Thomas sold up his house in Blairgowrie and bought an abandoned cattle farm near Powmill. He’s now living in a caravan there with Hazel and Heath.

Over the past year, with Ellen and Harry’s financial backing he has been taking courses with renowned “horse whisperer” Monty Roberts, learning everything he can about the animals’ healing powers.

With the farm lying derelict, Thomas has been trying to raise funds to get it in shape to open as Warrior Ranch.

A roof needs to be put on an old barn to act as an inside ring.

Just £20,000, says Ellen, would be a godsend to get it up and running.

And the extended family rallied round yesterday, with about 30 gathering from all over the country to help with a massive clean-up operation. Ellen’s commitment has been relentless, receiving a letter back from Prime Minister Theresa May just last week promising to look into the possibilities.

Applications for charitable status have been filed and other service personnel charities contacted to offer to work together.

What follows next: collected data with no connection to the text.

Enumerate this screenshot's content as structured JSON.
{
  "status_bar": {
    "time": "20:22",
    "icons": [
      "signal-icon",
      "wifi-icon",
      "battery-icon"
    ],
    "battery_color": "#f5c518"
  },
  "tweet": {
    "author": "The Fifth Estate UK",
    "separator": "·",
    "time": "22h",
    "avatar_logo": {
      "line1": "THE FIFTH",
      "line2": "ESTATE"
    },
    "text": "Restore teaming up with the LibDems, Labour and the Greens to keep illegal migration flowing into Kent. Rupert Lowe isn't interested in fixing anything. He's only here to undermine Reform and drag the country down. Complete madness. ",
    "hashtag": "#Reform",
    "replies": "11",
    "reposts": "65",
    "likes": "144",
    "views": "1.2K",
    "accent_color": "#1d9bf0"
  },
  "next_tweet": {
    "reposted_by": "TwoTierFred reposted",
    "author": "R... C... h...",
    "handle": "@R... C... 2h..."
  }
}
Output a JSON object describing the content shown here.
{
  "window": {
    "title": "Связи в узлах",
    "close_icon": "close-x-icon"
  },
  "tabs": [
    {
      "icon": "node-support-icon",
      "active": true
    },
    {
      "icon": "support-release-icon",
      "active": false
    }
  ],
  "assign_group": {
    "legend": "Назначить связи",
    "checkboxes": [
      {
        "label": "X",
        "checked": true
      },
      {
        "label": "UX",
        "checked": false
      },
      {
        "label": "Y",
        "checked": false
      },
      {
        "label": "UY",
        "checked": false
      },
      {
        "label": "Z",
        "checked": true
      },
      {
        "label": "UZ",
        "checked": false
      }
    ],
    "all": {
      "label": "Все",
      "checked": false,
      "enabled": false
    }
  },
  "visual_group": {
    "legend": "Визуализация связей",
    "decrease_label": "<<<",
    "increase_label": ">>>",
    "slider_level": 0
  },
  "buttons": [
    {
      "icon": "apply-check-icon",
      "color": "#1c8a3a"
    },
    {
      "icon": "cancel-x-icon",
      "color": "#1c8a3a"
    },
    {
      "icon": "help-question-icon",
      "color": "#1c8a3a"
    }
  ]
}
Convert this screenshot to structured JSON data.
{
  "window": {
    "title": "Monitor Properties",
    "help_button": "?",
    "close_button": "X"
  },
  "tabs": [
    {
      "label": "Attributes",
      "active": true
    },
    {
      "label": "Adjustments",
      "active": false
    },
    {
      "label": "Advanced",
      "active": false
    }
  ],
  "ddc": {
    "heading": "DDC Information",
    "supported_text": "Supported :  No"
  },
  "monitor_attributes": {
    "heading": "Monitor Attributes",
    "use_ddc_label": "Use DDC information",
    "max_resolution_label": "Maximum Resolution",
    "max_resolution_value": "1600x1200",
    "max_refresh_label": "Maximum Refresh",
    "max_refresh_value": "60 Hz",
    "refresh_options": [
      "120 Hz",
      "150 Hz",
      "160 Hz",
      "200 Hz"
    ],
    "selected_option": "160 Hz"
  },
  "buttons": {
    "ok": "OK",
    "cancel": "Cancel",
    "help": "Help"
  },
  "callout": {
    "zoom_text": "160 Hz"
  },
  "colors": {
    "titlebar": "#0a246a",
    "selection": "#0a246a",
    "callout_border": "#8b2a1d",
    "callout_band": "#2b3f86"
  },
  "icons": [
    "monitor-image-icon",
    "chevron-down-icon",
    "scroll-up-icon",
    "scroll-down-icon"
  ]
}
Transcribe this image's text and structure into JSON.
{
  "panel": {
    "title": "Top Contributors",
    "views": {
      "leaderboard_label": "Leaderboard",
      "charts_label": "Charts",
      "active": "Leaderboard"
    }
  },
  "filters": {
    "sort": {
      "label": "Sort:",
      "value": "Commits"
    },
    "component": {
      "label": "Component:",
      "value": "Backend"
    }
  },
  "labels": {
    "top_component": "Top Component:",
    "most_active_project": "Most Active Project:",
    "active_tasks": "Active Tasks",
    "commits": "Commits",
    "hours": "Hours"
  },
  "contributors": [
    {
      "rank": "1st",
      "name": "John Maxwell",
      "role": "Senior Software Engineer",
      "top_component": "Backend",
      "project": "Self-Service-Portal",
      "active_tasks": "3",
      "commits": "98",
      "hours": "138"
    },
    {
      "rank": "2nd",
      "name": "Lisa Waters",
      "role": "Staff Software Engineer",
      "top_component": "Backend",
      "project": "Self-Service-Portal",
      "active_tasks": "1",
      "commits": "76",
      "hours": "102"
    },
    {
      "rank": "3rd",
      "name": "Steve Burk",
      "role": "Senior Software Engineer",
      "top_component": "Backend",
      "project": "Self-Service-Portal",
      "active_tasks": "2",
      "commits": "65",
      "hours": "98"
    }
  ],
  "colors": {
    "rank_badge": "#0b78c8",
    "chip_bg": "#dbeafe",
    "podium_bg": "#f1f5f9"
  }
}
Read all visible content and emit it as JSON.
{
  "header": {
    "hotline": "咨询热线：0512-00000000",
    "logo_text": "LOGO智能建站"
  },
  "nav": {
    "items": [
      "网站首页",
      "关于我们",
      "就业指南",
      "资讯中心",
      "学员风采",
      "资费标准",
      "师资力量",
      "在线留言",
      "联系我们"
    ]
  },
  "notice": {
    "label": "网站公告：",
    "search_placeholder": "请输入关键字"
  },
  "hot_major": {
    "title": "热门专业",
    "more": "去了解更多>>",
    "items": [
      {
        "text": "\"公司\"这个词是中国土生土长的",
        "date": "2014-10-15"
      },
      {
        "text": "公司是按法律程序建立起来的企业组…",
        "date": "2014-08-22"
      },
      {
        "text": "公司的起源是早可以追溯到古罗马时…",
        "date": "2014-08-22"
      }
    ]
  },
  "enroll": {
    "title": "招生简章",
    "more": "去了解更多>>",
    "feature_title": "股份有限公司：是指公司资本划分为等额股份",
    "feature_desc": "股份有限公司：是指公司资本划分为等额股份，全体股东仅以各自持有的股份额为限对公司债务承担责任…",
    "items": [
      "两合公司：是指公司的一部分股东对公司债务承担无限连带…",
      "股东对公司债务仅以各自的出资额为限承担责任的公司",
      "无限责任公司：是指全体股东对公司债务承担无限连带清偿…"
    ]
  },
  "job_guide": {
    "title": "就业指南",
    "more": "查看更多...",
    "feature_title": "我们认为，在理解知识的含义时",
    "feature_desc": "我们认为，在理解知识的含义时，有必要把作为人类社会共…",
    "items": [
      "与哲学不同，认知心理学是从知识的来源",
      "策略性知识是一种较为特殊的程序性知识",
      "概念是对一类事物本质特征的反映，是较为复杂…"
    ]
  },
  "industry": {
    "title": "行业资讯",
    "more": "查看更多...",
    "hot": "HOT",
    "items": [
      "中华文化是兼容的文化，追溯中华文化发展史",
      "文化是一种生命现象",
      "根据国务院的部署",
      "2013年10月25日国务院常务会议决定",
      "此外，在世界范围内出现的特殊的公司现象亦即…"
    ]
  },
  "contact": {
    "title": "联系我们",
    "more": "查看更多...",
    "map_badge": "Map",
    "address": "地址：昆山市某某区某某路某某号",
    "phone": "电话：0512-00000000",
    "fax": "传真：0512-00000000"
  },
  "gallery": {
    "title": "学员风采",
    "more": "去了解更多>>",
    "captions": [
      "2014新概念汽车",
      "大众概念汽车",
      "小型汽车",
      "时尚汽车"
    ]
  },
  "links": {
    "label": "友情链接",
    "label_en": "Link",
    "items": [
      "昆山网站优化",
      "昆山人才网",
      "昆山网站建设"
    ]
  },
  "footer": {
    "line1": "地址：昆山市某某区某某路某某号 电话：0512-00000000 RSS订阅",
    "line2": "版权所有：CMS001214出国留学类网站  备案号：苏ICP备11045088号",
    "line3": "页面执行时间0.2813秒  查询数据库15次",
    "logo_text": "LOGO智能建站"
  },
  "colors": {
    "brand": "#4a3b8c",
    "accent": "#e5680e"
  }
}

“I’m not living in dreamland, I know everything isn’t rosy in Thomas’s world,” adds Ellen.

“He’s found a new focus in life but we know he’s still got a long way to go in his recovery.

“I know Harry and I will have to keep investing. We’re not rich but if we can’t make this work, he’s lost everything.

“We’ll plough in everything. Even if we have to sell our house.

“It’s all very well having a nice house and money in the bank, but that means nothing when you have a son who has thought about taking his own life and still needs us.”

Thomas knows the backing of his parents has been invaluable and he’s driven by the desire to save others from desperation.

“There are thousands of veterans out there suffering,” said Thomas.

“As an ex-combat veteran I can help these guys and girls get out of the maze that is PTSD with the power of the horse leading the way to recovery.”